Laia fue hasta la mesa, llenó hasta rebosar la copa, la levantó y profirió un extraño y profético brindis.

—¡Te deseo una aventurada noche de los muertos!

A continuación, en vez de beberse el champán, lo vertió sobre las flores que había en el centro de la mesa, y con un sonoro taconeo abandonó el comedor privado.

Nada más salir Laia, Gabriel se dirigió hacia uno de los ventanales con vistas a las Ramblas. No tardó en ver cómo su acompañante cruzaba el paseo y entraba en la boca del metro de Liceo.

Luego volvió a sentarse a la mesa y, sobrecogido, releyó el inquietante mensaje que estaba anotado en el reverso de la tarjeta. Un texto que jamás hubiese deseado leer:

Lo más secretamente temido acaba sucediendo siempre…

Hoy es el día en que deberá saldar la deuda que contrajo conmigo.

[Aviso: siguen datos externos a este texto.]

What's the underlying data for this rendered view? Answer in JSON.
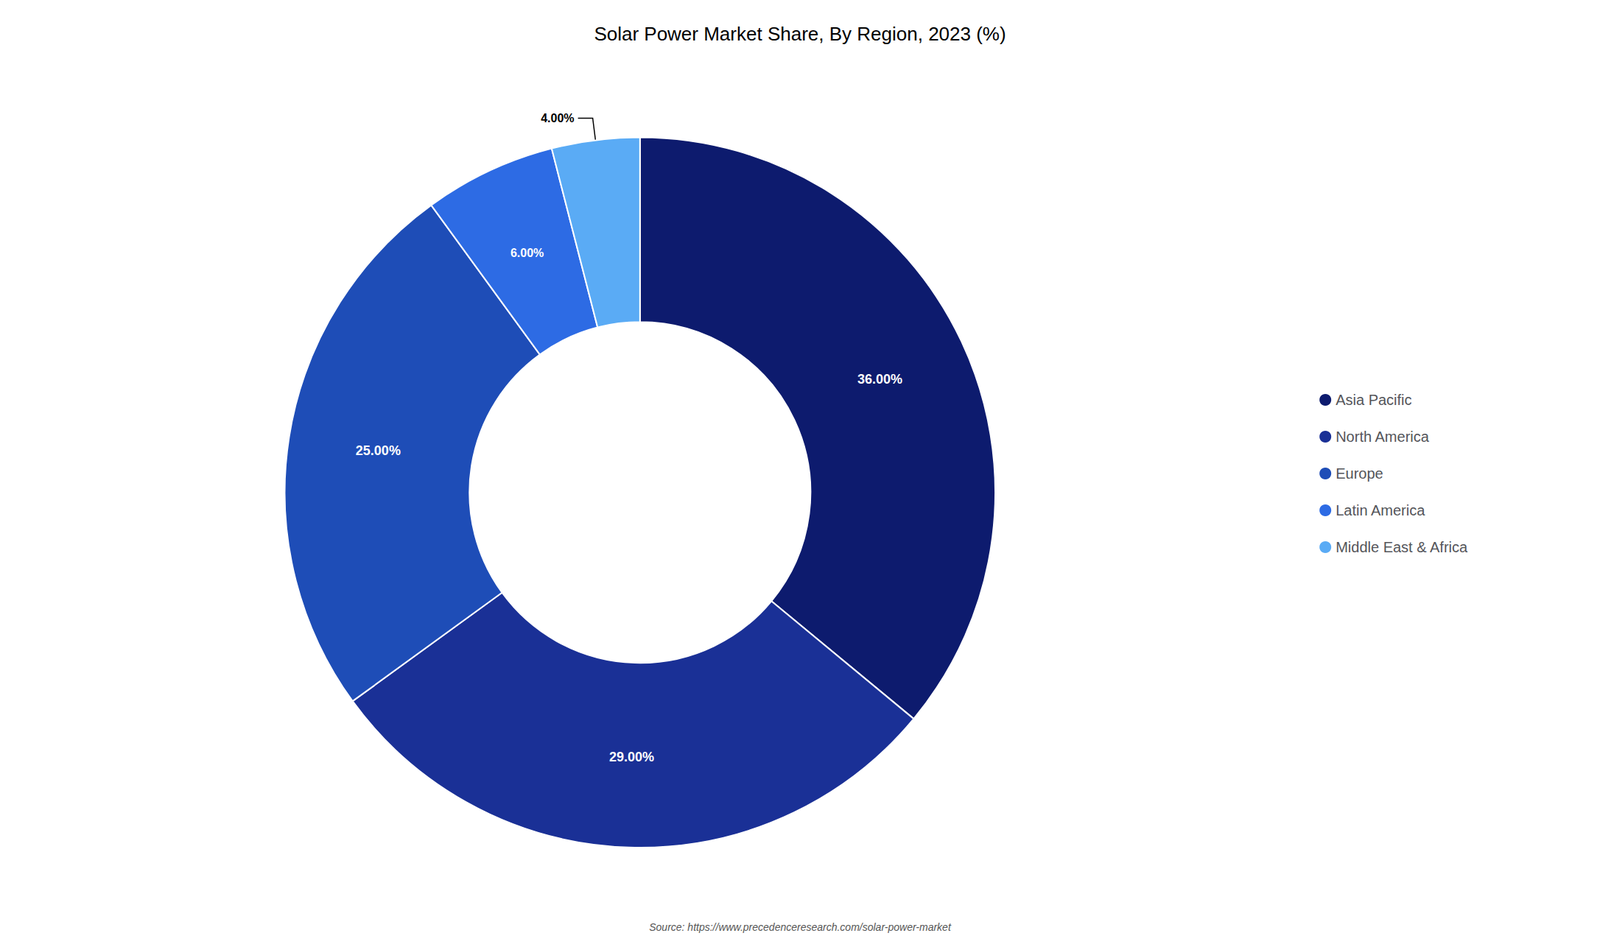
{
  "chart_data": {
    "type": "pie",
    "title": "Solar Power Market Share, By Region, 2023 (%)",
    "categories": [
      "Asia Pacific",
      "North America",
      "Europe",
      "Latin America",
      "Middle East & Africa"
    ],
    "values": [
      36,
      29,
      25,
      6,
      4
    ],
    "value_labels": [
      "36.00%",
      "29.00%",
      "25.00%",
      "6.00%",
      "4.00%"
    ],
    "colors": [
      "#0d1b6e",
      "#1a3096",
      "#1e4db7",
      "#2d6be4",
      "#5aabf5"
    ],
    "data_labels": true,
    "legend": "right",
    "annotations": [
      "Source: https://www.precedenceresearch.com/solar-power-market"
    ]
  }
}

Se dejó caer lentamente en el respaldo de la silla con una mano apoyada en la sien, abrumado por inquietantes pensamientos. «A estas alturas, el hombre con el que contraje la deuda ya debería de estar muerto… Cuando yo lo vi, me pareció un anciano nonagenario, y de aquel suceso han pasado más de diez años.» Otra cuestión le angustiaba aún más: el compromiso que le vinculaba con el anciano, un estrambótico pacto secreto, no tenía nada de convencional.

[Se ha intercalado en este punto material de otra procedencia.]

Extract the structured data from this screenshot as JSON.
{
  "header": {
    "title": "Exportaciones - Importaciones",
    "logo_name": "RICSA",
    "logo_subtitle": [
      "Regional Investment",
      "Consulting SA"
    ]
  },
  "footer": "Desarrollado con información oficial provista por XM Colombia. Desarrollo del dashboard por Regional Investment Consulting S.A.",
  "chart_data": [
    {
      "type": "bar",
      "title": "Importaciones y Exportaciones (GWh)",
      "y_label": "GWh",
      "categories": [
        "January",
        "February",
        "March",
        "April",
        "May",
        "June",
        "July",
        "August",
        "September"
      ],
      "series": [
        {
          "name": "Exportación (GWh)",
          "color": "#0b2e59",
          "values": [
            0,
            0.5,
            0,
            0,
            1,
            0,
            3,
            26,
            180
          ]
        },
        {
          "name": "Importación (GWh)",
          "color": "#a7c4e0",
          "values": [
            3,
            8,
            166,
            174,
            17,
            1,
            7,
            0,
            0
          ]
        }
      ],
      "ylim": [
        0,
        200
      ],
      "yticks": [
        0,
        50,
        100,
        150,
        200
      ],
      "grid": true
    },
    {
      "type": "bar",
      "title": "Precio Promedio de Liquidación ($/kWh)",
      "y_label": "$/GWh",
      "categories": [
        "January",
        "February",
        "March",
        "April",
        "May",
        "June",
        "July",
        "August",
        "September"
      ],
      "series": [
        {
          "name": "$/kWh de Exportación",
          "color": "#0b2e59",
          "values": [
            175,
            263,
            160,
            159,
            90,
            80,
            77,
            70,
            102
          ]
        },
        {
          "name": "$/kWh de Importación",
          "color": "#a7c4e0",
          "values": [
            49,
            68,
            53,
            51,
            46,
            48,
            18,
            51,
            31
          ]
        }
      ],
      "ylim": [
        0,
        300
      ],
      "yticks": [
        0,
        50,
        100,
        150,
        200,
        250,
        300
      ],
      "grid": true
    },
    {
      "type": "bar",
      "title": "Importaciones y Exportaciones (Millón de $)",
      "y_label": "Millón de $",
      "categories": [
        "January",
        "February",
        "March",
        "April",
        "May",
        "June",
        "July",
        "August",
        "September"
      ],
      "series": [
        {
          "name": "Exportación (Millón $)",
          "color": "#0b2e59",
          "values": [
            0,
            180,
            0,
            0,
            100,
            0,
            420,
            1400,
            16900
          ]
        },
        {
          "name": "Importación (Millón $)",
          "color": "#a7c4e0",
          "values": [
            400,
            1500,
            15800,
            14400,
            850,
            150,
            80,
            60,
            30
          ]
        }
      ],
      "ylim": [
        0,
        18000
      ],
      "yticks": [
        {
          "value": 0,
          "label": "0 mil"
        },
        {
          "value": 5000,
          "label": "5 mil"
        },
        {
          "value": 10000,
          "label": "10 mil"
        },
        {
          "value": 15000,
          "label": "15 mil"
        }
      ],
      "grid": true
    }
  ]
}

«Si está relacionado con el asunto que sospecho, de nada servirá que me largue de aquí ahora mismo. Todo está perfectamente calculado para que liquide la deuda esta misma noche. Tengo que aclarar inmediatamente el enigma que encierra el colgante de oro.»

Grieg trató de analizar la compleja psicología del adversario al que debía enfrentarse en escasos minutos, el cual, al margen de ser millonario, a juzgar por el desorbitado precio de los manjares expuestos sobre la mesa, utilizaba para conseguir sus estrafalarios objetivos unas tácticas condenadamente sofisticadas y sibilinas.

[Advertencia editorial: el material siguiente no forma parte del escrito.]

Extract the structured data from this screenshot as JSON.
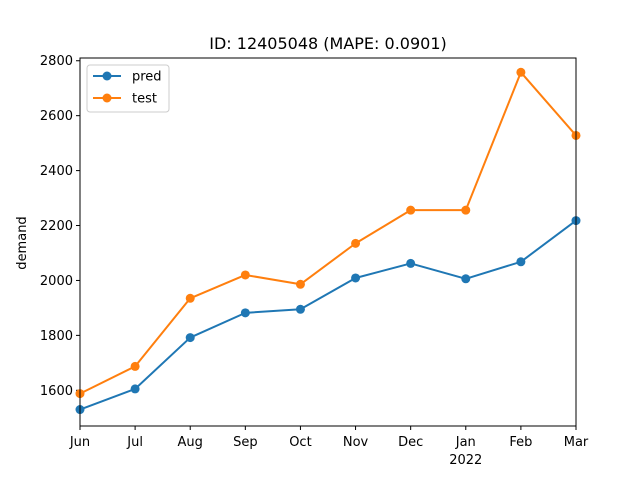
{
  "chart_data": {
    "type": "line",
    "title": "ID: 12405048 (MAPE: 0.0901)",
    "xlabel": "",
    "ylabel": "demand",
    "categories": [
      "Jun",
      "Jul",
      "Aug",
      "Sep",
      "Oct",
      "Nov",
      "Dec",
      "Jan",
      "Feb",
      "Mar"
    ],
    "year_label": {
      "under": "Jan",
      "text": "2022"
    },
    "ylim": [
      1470,
      2810
    ],
    "yticks": [
      1600,
      1800,
      2000,
      2200,
      2400,
      2600,
      2800
    ],
    "grid": false,
    "legend_position": "upper-left",
    "series": [
      {
        "name": "pred",
        "color": "#1f77b4",
        "values": [
          1530,
          1605,
          1792,
          1882,
          1895,
          2009,
          2062,
          2006,
          2068,
          2218
        ]
      },
      {
        "name": "test",
        "color": "#ff7f0e",
        "values": [
          1588,
          1687,
          1935,
          2020,
          1986,
          2135,
          2256,
          2256,
          2758,
          2528
        ]
      }
    ]
  }
}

Tomó el broche de oro y lo introdujo en uno de los bolsillos de la americana. Seguidamente, se guardó las dos placas de la botella de champán y salió al comedor principal con paso decidido.

En el antecomedor se encontraba el
maître,
apostado e inmóvil junto a una de las puertas. Miró a Grieg fijamente y le abrió la puerta para permitirle el paso. Gabriel entró en la zona más secreta y privada del Gran Teatro del Liceo con un extraño convencimiento: iba al encuentro del peor espectro de su pasado.